A little over a week ago, I had the opportunity to attend Chick-fil-A Leadercast, an all-day event in downtown Atlanta that brings together some of the best and brightest in leadership thanks to my amazing coworker, Lindsay Reene and her friends at the UGA ILA.

One of the best questions of the day for me was “What is you why?” Not your what, your why. Why do you do what you do? Not what do you do. It’s tough question, a year out of college, my answer should probably be, to pay the bills, but it’s not.

Dave Ramsey shared a few thoughts on finding your passion in your daily workplace that I feel we can all challenge ourselves with, and hopefully find our why in the process.

1. Dreams matter: Remember when you were little and there was no doubt in your mind that you were going to be a ballerina despite having no dancing capabilities (maybe that was just me). Think like a kid again, set lofty goals and stick to them, things don’t have to happen tomorrow.

2. An excellent team matters: Luckily, I have an amazing team who teaches me every, single day. Take the time to learn about those around you, learn how you can grow from them and how you can help them grow in return, you never know where a small gesture will take you.

3. Slow and steady wins: It’s not always about big numbers, big clients, or being the boss, sometimes just sitting back and taking your time is all that you need to move forward.

4. Be generous: You never know when going the 2nd mile will make the world of difference.
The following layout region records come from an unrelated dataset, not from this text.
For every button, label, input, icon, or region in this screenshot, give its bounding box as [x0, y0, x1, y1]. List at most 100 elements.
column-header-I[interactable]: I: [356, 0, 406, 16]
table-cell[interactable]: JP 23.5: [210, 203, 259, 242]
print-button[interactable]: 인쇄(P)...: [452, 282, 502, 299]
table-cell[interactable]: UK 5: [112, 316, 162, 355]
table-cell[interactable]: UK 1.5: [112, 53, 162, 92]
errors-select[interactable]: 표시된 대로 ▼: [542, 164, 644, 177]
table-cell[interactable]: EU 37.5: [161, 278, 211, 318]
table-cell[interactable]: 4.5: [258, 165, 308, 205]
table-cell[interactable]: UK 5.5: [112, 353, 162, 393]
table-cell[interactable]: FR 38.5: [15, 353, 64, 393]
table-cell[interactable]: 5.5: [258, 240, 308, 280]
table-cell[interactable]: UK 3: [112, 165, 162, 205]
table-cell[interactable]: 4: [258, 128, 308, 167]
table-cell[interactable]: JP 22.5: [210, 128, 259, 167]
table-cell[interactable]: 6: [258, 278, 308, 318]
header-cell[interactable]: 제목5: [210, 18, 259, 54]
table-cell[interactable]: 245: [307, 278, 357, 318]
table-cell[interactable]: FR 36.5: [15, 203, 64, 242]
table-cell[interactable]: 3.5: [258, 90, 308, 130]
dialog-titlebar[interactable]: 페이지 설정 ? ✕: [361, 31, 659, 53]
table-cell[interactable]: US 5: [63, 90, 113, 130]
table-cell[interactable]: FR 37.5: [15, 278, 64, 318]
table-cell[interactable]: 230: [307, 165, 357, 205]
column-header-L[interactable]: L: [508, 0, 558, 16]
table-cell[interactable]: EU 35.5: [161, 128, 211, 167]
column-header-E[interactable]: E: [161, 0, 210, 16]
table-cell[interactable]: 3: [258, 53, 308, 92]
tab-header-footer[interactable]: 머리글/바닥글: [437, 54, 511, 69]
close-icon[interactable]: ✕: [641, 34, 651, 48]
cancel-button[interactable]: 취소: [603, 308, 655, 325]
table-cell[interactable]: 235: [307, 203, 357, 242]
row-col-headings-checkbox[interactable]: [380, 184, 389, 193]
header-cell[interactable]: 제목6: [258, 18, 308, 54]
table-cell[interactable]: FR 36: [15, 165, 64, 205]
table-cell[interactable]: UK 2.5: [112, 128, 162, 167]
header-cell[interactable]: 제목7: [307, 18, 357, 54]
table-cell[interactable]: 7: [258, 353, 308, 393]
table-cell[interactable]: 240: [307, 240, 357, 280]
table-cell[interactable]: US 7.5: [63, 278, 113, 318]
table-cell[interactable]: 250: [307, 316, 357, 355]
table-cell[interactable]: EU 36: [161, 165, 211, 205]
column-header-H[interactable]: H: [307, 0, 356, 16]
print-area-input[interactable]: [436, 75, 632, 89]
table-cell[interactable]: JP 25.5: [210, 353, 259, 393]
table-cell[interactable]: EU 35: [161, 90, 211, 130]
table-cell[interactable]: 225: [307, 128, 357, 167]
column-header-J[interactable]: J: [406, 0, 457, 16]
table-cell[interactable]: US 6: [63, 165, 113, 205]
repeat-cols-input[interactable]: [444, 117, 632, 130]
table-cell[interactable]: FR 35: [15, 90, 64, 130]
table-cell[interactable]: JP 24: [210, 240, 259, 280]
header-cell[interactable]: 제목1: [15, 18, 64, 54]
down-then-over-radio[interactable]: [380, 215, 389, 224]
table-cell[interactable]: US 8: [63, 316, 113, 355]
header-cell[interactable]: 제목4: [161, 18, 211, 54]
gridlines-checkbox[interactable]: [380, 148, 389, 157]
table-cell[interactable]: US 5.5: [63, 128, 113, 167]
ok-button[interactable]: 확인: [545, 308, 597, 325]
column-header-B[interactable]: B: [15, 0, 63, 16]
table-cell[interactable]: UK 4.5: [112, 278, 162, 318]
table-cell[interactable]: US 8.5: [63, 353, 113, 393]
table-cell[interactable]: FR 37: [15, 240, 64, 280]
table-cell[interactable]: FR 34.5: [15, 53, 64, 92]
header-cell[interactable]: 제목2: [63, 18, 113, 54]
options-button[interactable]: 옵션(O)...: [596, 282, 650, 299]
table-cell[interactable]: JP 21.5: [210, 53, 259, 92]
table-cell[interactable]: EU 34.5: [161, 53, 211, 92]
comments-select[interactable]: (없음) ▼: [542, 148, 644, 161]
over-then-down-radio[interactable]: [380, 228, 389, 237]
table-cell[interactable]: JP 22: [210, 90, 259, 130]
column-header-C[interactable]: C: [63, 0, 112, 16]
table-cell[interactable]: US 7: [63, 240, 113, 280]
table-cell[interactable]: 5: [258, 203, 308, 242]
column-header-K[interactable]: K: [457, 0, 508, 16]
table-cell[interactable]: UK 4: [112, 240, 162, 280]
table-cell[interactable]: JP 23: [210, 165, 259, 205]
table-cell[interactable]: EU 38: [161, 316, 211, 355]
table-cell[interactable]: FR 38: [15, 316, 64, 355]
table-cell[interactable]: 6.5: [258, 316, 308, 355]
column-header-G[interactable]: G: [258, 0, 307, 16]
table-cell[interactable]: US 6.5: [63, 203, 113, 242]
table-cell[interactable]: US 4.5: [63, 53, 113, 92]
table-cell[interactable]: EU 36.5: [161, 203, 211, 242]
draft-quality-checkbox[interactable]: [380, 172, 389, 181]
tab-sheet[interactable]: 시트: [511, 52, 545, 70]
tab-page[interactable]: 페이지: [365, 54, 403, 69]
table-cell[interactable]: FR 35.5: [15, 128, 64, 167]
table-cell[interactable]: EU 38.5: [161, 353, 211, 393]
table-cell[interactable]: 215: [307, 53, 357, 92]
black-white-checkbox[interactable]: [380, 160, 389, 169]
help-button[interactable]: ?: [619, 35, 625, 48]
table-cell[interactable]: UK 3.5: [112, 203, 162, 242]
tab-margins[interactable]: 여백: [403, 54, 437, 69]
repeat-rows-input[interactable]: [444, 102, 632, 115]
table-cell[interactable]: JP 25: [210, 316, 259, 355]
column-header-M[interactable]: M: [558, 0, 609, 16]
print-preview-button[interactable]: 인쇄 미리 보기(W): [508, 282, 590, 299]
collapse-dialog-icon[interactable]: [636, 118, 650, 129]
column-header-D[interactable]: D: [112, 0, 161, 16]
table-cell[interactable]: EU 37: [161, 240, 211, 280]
Go the extra mile on to touch up that powerpoint document, or put the extra thought into the brainstorm and don’t forget about the people who need your help along the way.

5. A higher calling matters: Take the steps to ask the way, to find where you want to be, because that’s how you will get through the tough days.
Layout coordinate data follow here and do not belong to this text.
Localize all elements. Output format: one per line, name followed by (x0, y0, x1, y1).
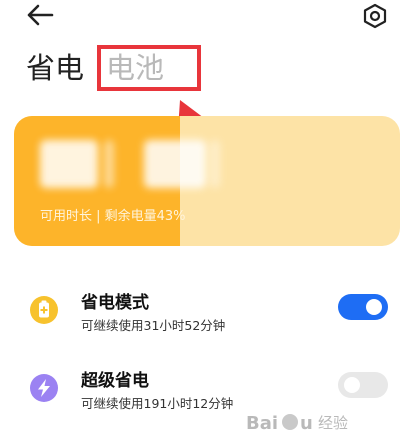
battery-info-text: 可用时长 | 剩余电量43% (40, 209, 186, 224)
mode-title: 超级省电 (81, 371, 149, 391)
svg-text:u: u (300, 413, 313, 434)
back-arrow-icon (27, 4, 54, 26)
battery-card: 可用时长 | 剩余电量43% (14, 116, 400, 246)
tab-power-saving[interactable]: 省电 (26, 48, 84, 88)
super-power-saving-toggle[interactable] (338, 372, 388, 398)
top-bar (0, 0, 408, 36)
battery-plus-icon (30, 296, 58, 324)
baidu-watermark-logo: Bai u 经验 (246, 413, 348, 434)
power-saving-mode-row[interactable]: 省电模式 可继续使用31小时52分钟 (0, 288, 408, 348)
toggle-knob (366, 299, 382, 315)
svg-text:Bai: Bai (246, 413, 278, 434)
mode-subtitle: 可继续使用191小时12分钟 (81, 396, 234, 411)
gear-icon (363, 3, 387, 29)
mode-title: 省电模式 (81, 293, 149, 313)
annotation-highlight-box (97, 45, 201, 91)
back-button[interactable] (26, 2, 56, 28)
settings-button[interactable] (362, 3, 388, 29)
svg-text:经验: 经验 (318, 414, 348, 432)
toggle-knob (344, 377, 360, 393)
lightning-icon (30, 374, 58, 402)
power-saving-toggle[interactable] (338, 294, 388, 320)
mode-subtitle: 可继续使用31小时52分钟 (81, 318, 226, 333)
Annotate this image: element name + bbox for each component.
Finding why you have made it to where you are and where you see yourself going in the future is no easy task. It’s not a sudden realization but a series of baby steps, and I hope I can continue to apply some of these types of leadership to my own professional journey and live that way everyday.
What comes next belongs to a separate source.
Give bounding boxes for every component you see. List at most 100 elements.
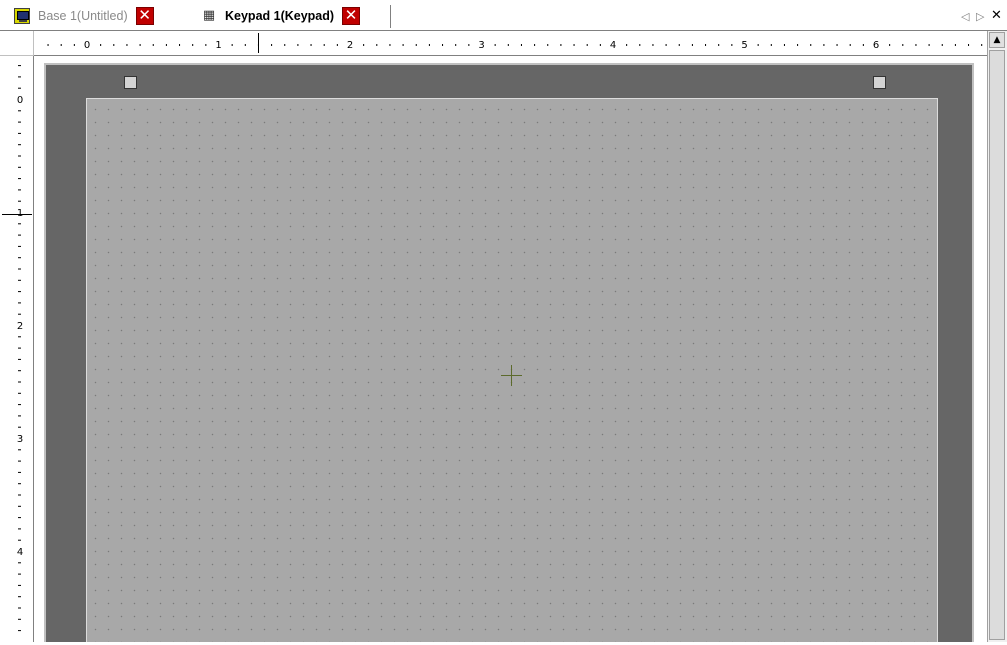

Chick-fil-A’s Approach to a Multifaceted Campaign

23rd March 2011

Yesterday I had the opportunity to speak on a panel for AiMA’s monthly social SIG luncheon about one of our clients at Engauge, Chick-fil-A, and their recent Spicy Chicken Biscuit launch. Rather than speak directly about a social media case study, our team decided it would be interesting to present how Engauge, along with our agency partners at Chick-fil-A, BrightWave Marketing and Foundry approached the campaign from social media, email marketing and website design respectively.

When tackling the prospect of a campaign or in this case a product launch, it’s important to take a holistic view of the goals, objectives and desired outcomes, rather than just see the project through our eyes as the social component.

The success of this particular product for Chick-fil-A did not lie in awareness across many mediums, but cohesive engagement throughout many mediums.

As an agency partner it can sometimes be difficult to separate your work from another’s, but integrating aspects of social across channels is crucial to campaign success.  For example, a call to action to participate in a poll on Facebook within an email gave our fans a reason to react and a directive to react to, not just multiple visuals to consume from each medium.

As marketers continue to build multiple communities across the web, it’s important to not only think about the success of an individual channel, but also how each channel can build upon and create an unforgettable experience for each and every subscriber, fan and future customer as well.

Disclaimer: I serve as the social strategist on the Chick-fil-A account at Engauge and helped to develop and execute this particular campaign. However, it is also true that I love the Spicy Chicken Biscuit just as much as the next raving fan, even when I’m away from my desk.